Moreover, defendant made admissions to the police which constitute the best source of corroboration for D.C.’s testimony. Defendant told the arresting officers, “I want to tell you the truth but I am afraid of what they would do to me.” In People v. Halteman (1956), 10 Ill. 2d 74, 79, 139 N.E.2d 286, 290, the defendant raised a reasonable argument to which the court responded:

“This statement made by defendant to Mrs. Petrie, in the presence of Mrs. Sepper, after Mrs. Petrie had accused him of mistreating her daughter, tends to indicate that defendant was guilty of some wrongdoing, People v. Mueller, 2 Ill. 2d 311, 118 N.E.2d 1, and is corroboration of the highest quality and from a most reliable source.”

Defendant’s statement constitutes the same type of admissions found probative in Halteman.

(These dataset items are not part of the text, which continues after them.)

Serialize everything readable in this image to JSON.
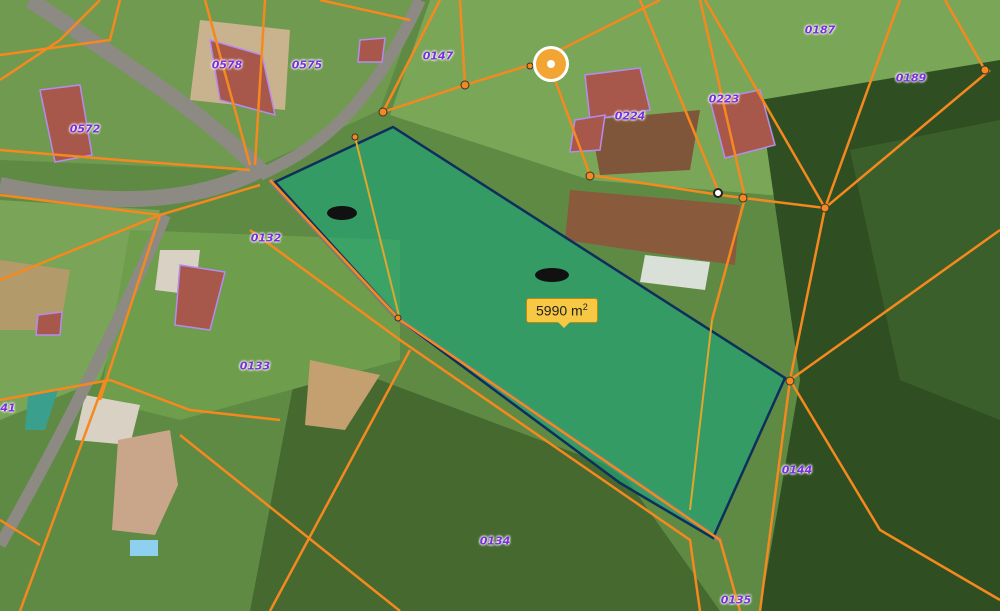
{
  "map": {
    "area_measurement": {
      "value": "5990 m",
      "unit_sup": "2"
    },
    "parcel_labels": [
      "0578",
      "0575",
      "0147",
      "0187",
      "0189",
      "0572",
      "0224",
      "0223",
      "0132",
      "0133",
      "0144",
      "0134",
      "0135",
      "41"
    ],
    "colors": {
      "parcel_line": "#f5891f",
      "selection_fill": "#1aa67a",
      "selection_border": "#0e2f5c",
      "building_outline": "#b48cf0",
      "label": "#7a2ee0"
    },
    "marker_icon": "location-marker-icon"
  }
}
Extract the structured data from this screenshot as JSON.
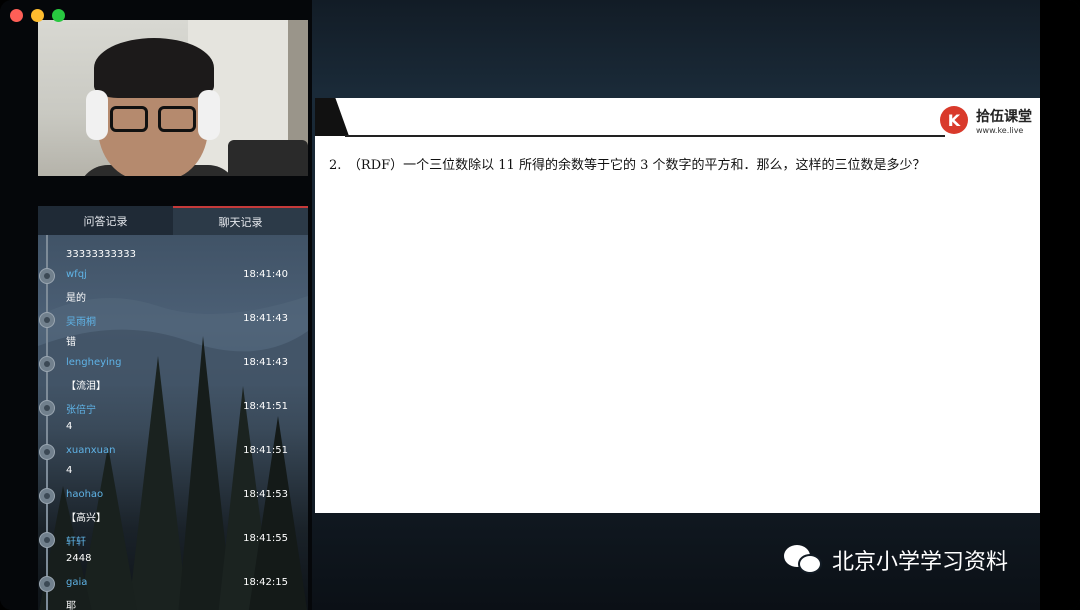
{
  "chat": {
    "tabs": [
      "问答记录",
      "聊天记录"
    ],
    "first_message": "33333333333",
    "messages": [
      {
        "name": "wfqj",
        "time": "18:41:40",
        "text": "是的"
      },
      {
        "name": "吴雨桐",
        "time": "18:41:43",
        "text": "错"
      },
      {
        "name": "lengheying",
        "time": "18:41:43",
        "text": "【流泪】"
      },
      {
        "name": "张倍宁",
        "time": "18:41:51",
        "text": "4"
      },
      {
        "name": "xuanxuan",
        "time": "18:41:51",
        "text": "4"
      },
      {
        "name": "haohao",
        "time": "18:41:53",
        "text": "【高兴】"
      },
      {
        "name": "轩轩",
        "time": "18:41:55",
        "text": "2448"
      },
      {
        "name": "gaia",
        "time": "18:42:15",
        "text": "耶"
      }
    ]
  },
  "slide": {
    "logo_mark": "K",
    "logo_brand": "拾伍课堂",
    "logo_url": "www.ke.live",
    "question": "2.　（RDF）一个三位数除以 11 所得的余数等于它的 3 个数字的平方和．那么，这样的三位数是多少？"
  },
  "watermark": {
    "icon": "wechat-icon",
    "text": "北京小学学习资料"
  },
  "colors": {
    "accent_tab": "#c53a3a",
    "chat_name": "#5fb3e6",
    "logo_red": "#d93a2b"
  }
}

In conclusion, we find the testimony of D.C. both clear and convincing and corroborated, and see no double jeopardy problem in remanding the case for a new trial. Taylor.


At the sentencing hearing, the court heard testimony by other alleged victims of defendant to lewd acts which were the subject of pending indictments. This evidence was admitted by the court for sentencing purposes with the understanding that the pending indictments would thereafter be nol-prossed by the State. Accordingly, after sentencing, but over the State’s objection, the indictments were dismissed. The trial court stated:

*725“It was my ruling prior to the sentencing hearing that if the State were to introduce evidence of these other alleged offenses at the time of the sentencing hearing, that I would consider that to be res judicata and/or collateral estoppel and/or jeopardy would attach.
The State saw fit to introduce that testimony and I will be consistent in my ruling.”

The dismissal of the other indictments was predicated on the imposition of the sentence in this case. Without expressing an opinion on whether such dismissal was required, inasmuch as we are reversing and remanding this case for retrial, thereby vacating the sentence, we must also vacate the order of the trial court dismissing the indictments.

Reversed and remanded.

SEIDENFELD, P. J., and NASH, J., concur.